A standard method to produce smooth charts (on path spaces in particular) is to exponentiate tangent vectors. This requires an auxiliary choice, say of a metric $g$ on $M$, so the manifold structure won't be absolutely canonical; but it may well be canonical up to diffeomorphism (strategy: define a smooth structure on the family of manifolds parametrized by the contractible manifold $Met(M)$, and show it's a smooth fibre bundle).

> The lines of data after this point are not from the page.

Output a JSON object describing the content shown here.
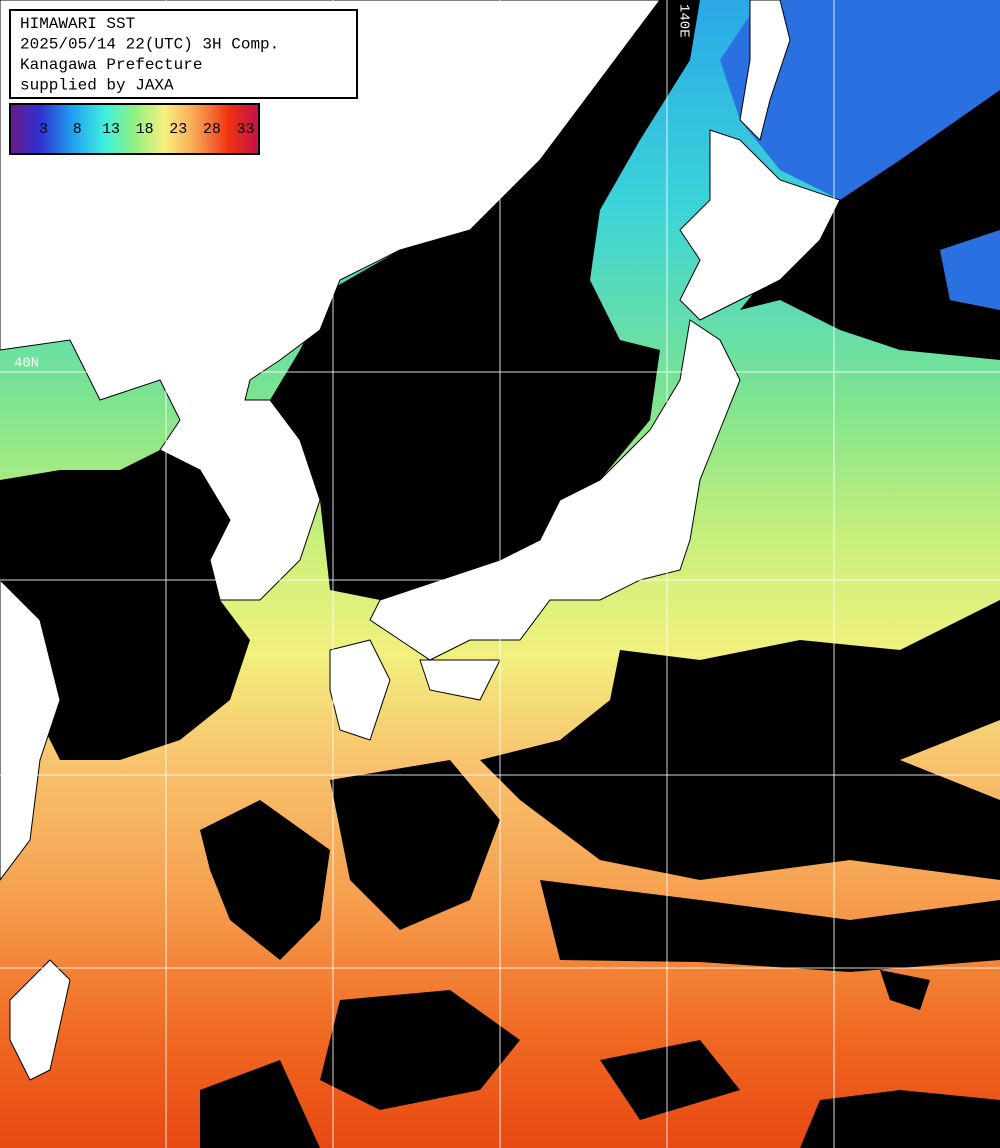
{
  "header": {
    "lines": [
      "HIMAWARI SST",
      "2025/05/14 22(UTC) 3H Comp.",
      "Kanagawa Prefecture",
      "supplied by JAXA"
    ]
  },
  "legend": {
    "range": [
      -2,
      35
    ],
    "ticks": [
      3,
      8,
      13,
      18,
      23,
      28,
      33
    ]
  },
  "grid_labels": {
    "longitude": "140E",
    "latitude": "40N"
  }
}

Well, $g$ induces an $L^2$-metric on $C^\infty(\gamma^{\ast}TM)$, so we could take the orthogonal complement $L^{\perp}$ (isn't that the vector fields pointwise-orthogonal to $\dot{\gamma}$, vanishing where $\dot{\gamma}$ does?) and view that as our tangent space. That makes it a little clearer that it's a Frechet space (consider the $C^k$ norms on $L^\perp$...). Let $L^{\perp}_\epsilon$ be the vector fields in $L^\perp$ which, pointwise, have length $<\epsilon$. Assume $\epsilon$ is smaller than the injectivity radius of $g$ along $\gamma$. Then one has $Exp_g \colon L^\perp\to \mathcal{P}^1 M$ (since it defines a diffeo from $(T_{\gamma(0)}M)_{<\epsilon}$ onto its image, $\exp_g$ preserves laziness). This map is injective, and it's a reasonable candidate for a coordinate chart. Declare such charts to be our atlas, defining, as a by-product, a topology - the coarsest that makes the charts continuous.

Now you have several things to check. (I haven't - maybe it doesn't work...) One of those is that the topology is Hausdorff, so you might even want to make this into a metric space, perhaps via a Riemannian metric.